After pumping in whopping $25 billion in Indian equities in 2023-24, Foreign Portfolio Investors (FPIs) have started the current fiscal on a watchful note, holding back from any aggressive investments. They have turned net sellers in equities to the tune of ₹325 crore in the first week in April, depositories data showed.

This cautious approach comes just a fortnight before India goes in for a seven phase general elections beginning from April 19 and ending on June 1. It also comes at a time when the US 10-year yield has spiked to 4.4 per cent.

VK Vijayakumar, Chief Investment Strategist, Geojit Financial Services, said that the spike in US ten year yield to 4.4 per cent will impact FPI flows into India in the near term. However, FPI selling will be limited despite the high US bond yields  since the Indian stock market is bullish and has been setting new records consistently, he added. 

“An important trend in FPI activity is the big selling in FMCG segment and big buying in telecom and realty”, Vijayakumar added. 

Analysts reckon that FPIs will return to buy more equities post general elections in India or when US Fed indicates more concrete timeline for interest rate cuts. 

In March 2024, FPIs had pumped in ₹35,098 crore into Indian equities, much higher than net inflows of ₹1,539 crore in February 2024. 

A GDP growth print of 8.4 per cent in Q3 of 2023-24 announced on February 29 this year surprised on the upside and bolstered the FPI interest in Indian equities in March 2024.

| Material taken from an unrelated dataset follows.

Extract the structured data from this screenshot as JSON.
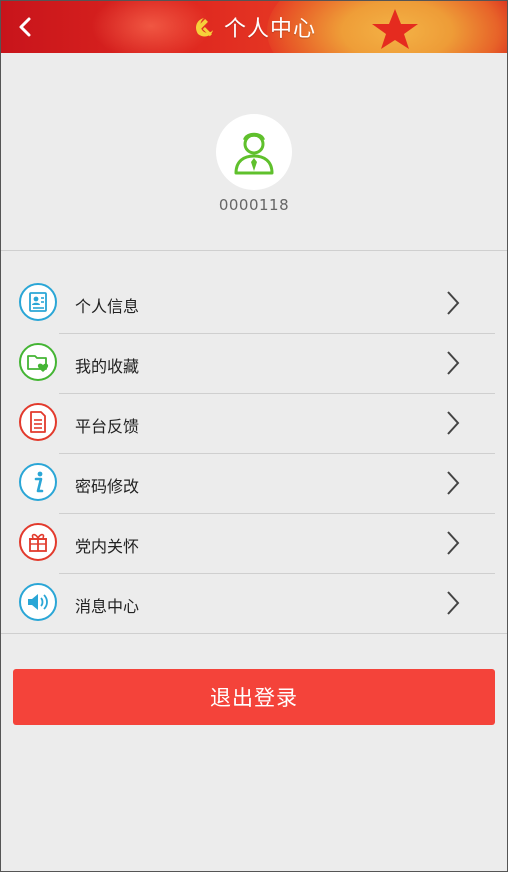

In January this year, FPIs were net sellers in equities to the tune of ₹25,744 crore. 

Outflows in equities

While the first week of April 2024 saw net outflows in equities, FPIs remained committed to the debt side, pumping in ₹1,215 crore so far this month. In March 2024, FPIs had pumped in ₹ 13,602 crore in debt markets, lower than ₹22,419 crore in February 2024 and ₹19,837 crore in January this year. 

In fiscal 2023-24, FPIs had in Indian debt made net investments of $14.5 billion, which was a nine year high.

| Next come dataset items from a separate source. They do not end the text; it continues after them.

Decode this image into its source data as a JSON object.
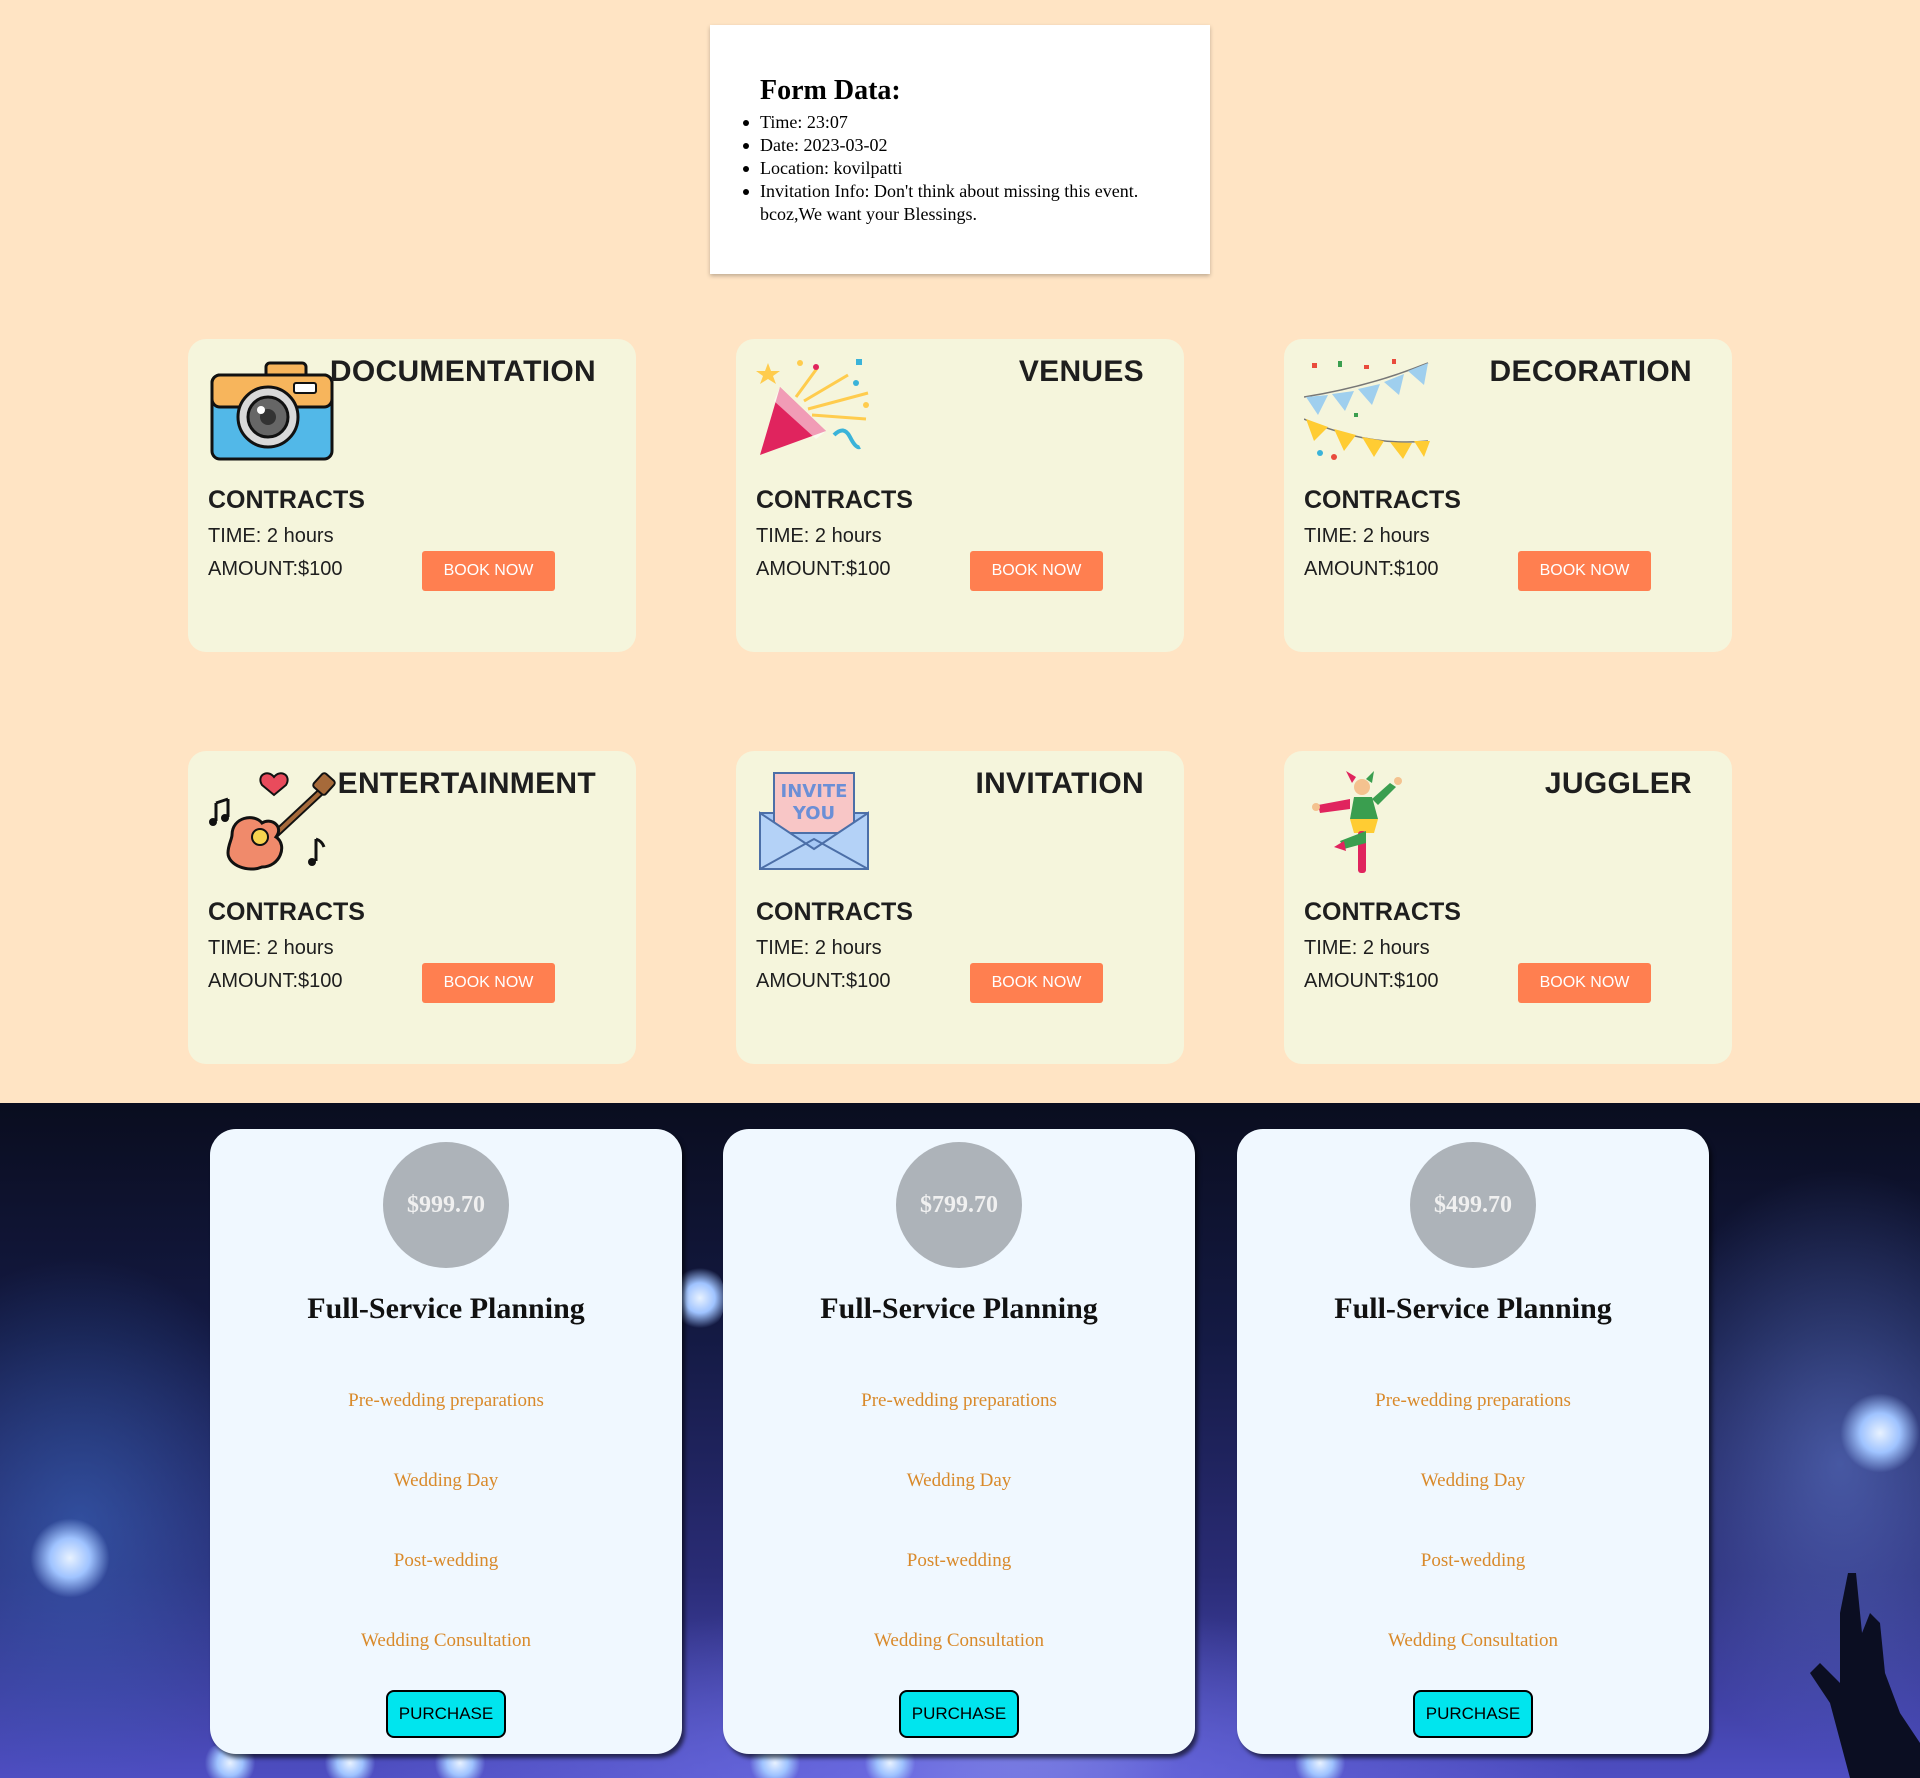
{
  "form": {
    "heading": "Form Data:",
    "items": [
      "Time: 23:07",
      "Date: 2023-03-02",
      "Location: kovilpatti",
      "Invitation Info: Don't think about missing this event. bcoz,We want your Blessings."
    ]
  },
  "services": [
    {
      "title": "DOCUMENTATION",
      "icon": "camera-icon",
      "contracts": "CONTRACTS",
      "time": "TIME: 2 hours",
      "amount": "AMOUNT:$100",
      "button": "BOOK NOW"
    },
    {
      "title": "VENUES",
      "icon": "party-popper-icon",
      "contracts": "CONTRACTS",
      "time": "TIME: 2 hours",
      "amount": "AMOUNT:$100",
      "button": "BOOK NOW"
    },
    {
      "title": "DECORATION",
      "icon": "bunting-flags-icon",
      "contracts": "CONTRACTS",
      "time": "TIME: 2 hours",
      "amount": "AMOUNT:$100",
      "button": "BOOK NOW"
    },
    {
      "title": "ENTERTAINMENT",
      "icon": "guitar-icon",
      "contracts": "CONTRACTS",
      "time": "TIME: 2 hours",
      "amount": "AMOUNT:$100",
      "button": "BOOK NOW"
    },
    {
      "title": "INVITATION",
      "icon": "invite-envelope-icon",
      "contracts": "CONTRACTS",
      "time": "TIME: 2 hours",
      "amount": "AMOUNT:$100",
      "button": "BOOK NOW"
    },
    {
      "title": "JUGGLER",
      "icon": "jester-icon",
      "contracts": "CONTRACTS",
      "time": "TIME: 2 hours",
      "amount": "AMOUNT:$100",
      "button": "BOOK NOW"
    }
  ],
  "plans": [
    {
      "price": "$999.70",
      "title": "Full-Service Planning",
      "features": [
        "Pre-wedding preparations",
        "Wedding Day",
        "Post-wedding",
        "Wedding Consultation"
      ],
      "button": "PURCHASE"
    },
    {
      "price": "$799.70",
      "title": "Full-Service Planning",
      "features": [
        "Pre-wedding preparations",
        "Wedding Day",
        "Post-wedding",
        "Wedding Consultation"
      ],
      "button": "PURCHASE"
    },
    {
      "price": "$499.70",
      "title": "Full-Service Planning",
      "features": [
        "Pre-wedding preparations",
        "Wedding Day",
        "Post-wedding",
        "Wedding Consultation"
      ],
      "button": "PURCHASE"
    }
  ],
  "colors": {
    "page_bg": "#ffe4c4",
    "card_bg": "#f5f5dc",
    "book_button": "#ff7f50",
    "price_circle": "#adb3b9",
    "feature_text": "#d98a2b",
    "purchase_button": "#00e5ee"
  }
}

Vijayakumar highlighted that there has been big swings in US bond yields this year in response to expectations regarding rate cuts by the Fed. The year started with market discounting six rate cuts in 2024 and consequently the yields drifted down. Then the market started factoring in only three rate cuts since the US labour market continued to be tight. Now many experts think that there may be only two rate cuts by the US Fed and these will be backloaded in 2024, according to Vijayakumar.

FPIs have been pumping money into the debt markets for the past six months, driven by the upcoming inclusion of Indian government bonds in the JP Morgan Index.

This inclusion is expected to lead to net inflows of $22 billion into Indian debt post June 2024.